Other big names are already crediting Mr. Chou with renewing interest in the golden era. “This is the only way to make Khmer [Cambodian] people remember the past, and to remember how talented Khmer people are,” said Tea Lim Koun, director of the classic film The Snake Man (1973), who fled to Montreal in the mid-1970s. “It’s very good of Davy to bring all these young people work together, to create something that has never been done before by anyone else.”

~ Without History, there would be no Future.

5 thoughts on “Cambodians rediscover their “Little Bollywood””

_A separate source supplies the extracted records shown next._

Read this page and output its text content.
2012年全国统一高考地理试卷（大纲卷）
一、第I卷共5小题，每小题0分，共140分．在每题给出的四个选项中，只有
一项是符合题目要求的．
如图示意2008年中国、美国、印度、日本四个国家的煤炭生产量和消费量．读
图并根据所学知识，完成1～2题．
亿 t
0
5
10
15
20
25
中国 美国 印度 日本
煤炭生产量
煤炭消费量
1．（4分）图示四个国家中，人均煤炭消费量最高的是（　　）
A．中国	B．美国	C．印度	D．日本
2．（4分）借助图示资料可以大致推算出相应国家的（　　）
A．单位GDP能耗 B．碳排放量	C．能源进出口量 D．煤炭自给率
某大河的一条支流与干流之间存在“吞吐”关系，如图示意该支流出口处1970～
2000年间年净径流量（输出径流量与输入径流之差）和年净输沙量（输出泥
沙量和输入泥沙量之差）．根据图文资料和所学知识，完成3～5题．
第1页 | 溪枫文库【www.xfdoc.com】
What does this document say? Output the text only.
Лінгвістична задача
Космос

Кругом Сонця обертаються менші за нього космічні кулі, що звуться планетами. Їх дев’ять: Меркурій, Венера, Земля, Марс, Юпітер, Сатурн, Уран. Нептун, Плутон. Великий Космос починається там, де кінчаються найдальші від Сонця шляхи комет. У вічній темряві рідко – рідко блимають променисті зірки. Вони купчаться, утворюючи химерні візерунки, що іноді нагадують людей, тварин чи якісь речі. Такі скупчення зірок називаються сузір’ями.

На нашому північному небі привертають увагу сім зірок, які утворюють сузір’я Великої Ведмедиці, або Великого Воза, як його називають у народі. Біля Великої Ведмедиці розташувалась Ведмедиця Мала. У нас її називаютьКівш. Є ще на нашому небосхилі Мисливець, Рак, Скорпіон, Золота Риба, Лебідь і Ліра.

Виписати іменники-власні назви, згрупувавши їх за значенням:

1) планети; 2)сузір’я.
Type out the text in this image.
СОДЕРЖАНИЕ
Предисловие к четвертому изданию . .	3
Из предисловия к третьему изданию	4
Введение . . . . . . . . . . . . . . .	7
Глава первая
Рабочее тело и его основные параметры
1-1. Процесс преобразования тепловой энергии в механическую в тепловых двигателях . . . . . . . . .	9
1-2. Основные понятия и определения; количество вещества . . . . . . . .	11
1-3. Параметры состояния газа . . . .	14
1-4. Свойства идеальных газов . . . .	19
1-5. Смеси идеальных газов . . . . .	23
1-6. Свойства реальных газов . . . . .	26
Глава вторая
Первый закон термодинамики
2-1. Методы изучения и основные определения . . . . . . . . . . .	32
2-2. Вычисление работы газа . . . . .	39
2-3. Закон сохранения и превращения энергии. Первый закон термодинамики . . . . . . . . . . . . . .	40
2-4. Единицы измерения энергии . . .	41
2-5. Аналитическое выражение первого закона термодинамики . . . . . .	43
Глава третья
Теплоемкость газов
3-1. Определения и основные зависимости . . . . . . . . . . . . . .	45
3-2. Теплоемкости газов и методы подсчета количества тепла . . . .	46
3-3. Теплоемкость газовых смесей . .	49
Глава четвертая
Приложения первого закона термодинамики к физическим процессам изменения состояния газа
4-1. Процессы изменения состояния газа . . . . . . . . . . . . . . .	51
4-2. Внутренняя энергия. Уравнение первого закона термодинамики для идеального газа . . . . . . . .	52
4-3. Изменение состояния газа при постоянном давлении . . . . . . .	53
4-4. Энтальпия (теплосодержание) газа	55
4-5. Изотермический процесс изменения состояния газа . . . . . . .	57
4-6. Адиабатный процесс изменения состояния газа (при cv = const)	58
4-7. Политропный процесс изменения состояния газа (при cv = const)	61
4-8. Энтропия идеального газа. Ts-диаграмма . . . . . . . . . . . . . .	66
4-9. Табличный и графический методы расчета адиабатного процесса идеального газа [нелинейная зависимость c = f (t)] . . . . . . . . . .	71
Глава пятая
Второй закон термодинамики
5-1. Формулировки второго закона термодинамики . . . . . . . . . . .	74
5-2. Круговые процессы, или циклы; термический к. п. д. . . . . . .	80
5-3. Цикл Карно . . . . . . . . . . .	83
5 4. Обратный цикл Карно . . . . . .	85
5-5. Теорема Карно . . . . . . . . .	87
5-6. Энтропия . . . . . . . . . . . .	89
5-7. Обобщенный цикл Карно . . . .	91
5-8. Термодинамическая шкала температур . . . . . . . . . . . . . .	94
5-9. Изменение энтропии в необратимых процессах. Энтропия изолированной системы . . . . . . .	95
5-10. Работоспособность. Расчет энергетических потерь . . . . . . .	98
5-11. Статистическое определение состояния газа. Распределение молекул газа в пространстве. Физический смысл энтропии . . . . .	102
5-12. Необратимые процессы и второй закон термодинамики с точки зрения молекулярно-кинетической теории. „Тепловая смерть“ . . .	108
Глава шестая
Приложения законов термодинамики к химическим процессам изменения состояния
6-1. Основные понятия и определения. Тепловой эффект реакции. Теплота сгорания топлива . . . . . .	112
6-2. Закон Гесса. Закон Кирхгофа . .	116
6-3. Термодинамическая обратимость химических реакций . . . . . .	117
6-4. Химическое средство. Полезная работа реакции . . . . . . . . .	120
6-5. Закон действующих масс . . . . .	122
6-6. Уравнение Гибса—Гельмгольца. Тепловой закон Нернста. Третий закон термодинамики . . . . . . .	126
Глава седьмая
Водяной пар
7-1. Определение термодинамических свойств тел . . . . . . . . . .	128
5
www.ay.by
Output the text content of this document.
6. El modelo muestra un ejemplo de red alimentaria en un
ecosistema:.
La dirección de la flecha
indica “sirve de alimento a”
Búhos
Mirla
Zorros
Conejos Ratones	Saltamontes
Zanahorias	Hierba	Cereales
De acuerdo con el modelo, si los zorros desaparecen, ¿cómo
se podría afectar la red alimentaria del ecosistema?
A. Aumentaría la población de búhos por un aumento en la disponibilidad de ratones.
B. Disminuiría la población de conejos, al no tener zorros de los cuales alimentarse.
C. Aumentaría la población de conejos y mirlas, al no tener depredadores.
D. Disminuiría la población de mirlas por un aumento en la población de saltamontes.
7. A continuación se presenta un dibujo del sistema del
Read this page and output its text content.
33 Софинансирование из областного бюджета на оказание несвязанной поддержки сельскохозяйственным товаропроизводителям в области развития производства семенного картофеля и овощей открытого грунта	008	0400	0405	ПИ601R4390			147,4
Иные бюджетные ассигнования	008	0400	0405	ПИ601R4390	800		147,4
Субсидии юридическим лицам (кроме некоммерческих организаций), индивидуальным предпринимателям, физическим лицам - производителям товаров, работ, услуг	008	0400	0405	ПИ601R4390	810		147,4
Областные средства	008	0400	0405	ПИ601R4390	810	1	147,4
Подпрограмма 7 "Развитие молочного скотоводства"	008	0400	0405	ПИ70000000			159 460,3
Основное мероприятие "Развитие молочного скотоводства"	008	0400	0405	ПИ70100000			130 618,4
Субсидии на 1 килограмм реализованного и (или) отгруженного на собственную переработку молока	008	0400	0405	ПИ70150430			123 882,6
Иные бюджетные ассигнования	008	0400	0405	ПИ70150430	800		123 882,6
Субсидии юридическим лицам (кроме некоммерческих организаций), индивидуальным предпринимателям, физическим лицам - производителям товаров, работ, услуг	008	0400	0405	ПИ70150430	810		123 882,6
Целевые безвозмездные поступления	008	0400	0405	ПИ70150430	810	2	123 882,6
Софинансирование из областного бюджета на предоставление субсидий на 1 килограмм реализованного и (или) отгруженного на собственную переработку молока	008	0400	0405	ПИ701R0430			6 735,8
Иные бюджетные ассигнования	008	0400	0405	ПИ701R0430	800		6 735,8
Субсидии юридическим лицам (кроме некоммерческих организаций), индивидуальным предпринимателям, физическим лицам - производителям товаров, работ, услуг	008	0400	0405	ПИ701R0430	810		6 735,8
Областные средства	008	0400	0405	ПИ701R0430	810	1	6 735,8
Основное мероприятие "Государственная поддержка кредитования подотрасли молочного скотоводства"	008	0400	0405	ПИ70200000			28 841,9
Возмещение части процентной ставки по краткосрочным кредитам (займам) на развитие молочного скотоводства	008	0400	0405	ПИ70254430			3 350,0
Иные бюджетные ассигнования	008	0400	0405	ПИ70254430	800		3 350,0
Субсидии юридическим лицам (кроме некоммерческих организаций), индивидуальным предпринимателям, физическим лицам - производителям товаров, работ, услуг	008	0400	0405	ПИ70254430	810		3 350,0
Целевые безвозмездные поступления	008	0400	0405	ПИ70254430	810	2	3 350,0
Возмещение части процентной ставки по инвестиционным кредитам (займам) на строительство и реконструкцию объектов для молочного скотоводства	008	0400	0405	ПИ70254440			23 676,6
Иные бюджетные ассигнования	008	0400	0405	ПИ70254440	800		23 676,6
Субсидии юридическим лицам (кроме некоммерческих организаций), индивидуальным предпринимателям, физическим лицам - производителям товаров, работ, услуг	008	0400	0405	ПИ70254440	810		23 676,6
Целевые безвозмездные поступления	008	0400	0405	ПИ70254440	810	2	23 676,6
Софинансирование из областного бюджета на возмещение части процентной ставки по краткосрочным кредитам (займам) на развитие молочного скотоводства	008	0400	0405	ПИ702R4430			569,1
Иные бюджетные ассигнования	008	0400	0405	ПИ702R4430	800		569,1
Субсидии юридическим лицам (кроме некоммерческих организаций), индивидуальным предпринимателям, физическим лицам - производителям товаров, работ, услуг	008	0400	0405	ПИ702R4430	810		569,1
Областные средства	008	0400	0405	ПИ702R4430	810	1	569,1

  1. Great post. Thanks for your hard work to write this up. So admirable that Cambodian can rediscover its own movie sector again.
    Thanks for sharing it. Best wishes to you! 🙂

    1. Thanks for your comment, Samnang. My friend and I are very happy to hear from you. Cambodia’s film industry is actually keeping moving now!

    1. It is not a Thai movie. This poster was made in Thailand back in the 60s because that Khmer movie was very popular in Southeast Asia including Thailand. There wasn’t any remaining poster in Khmer language in the online archive, unfortunately.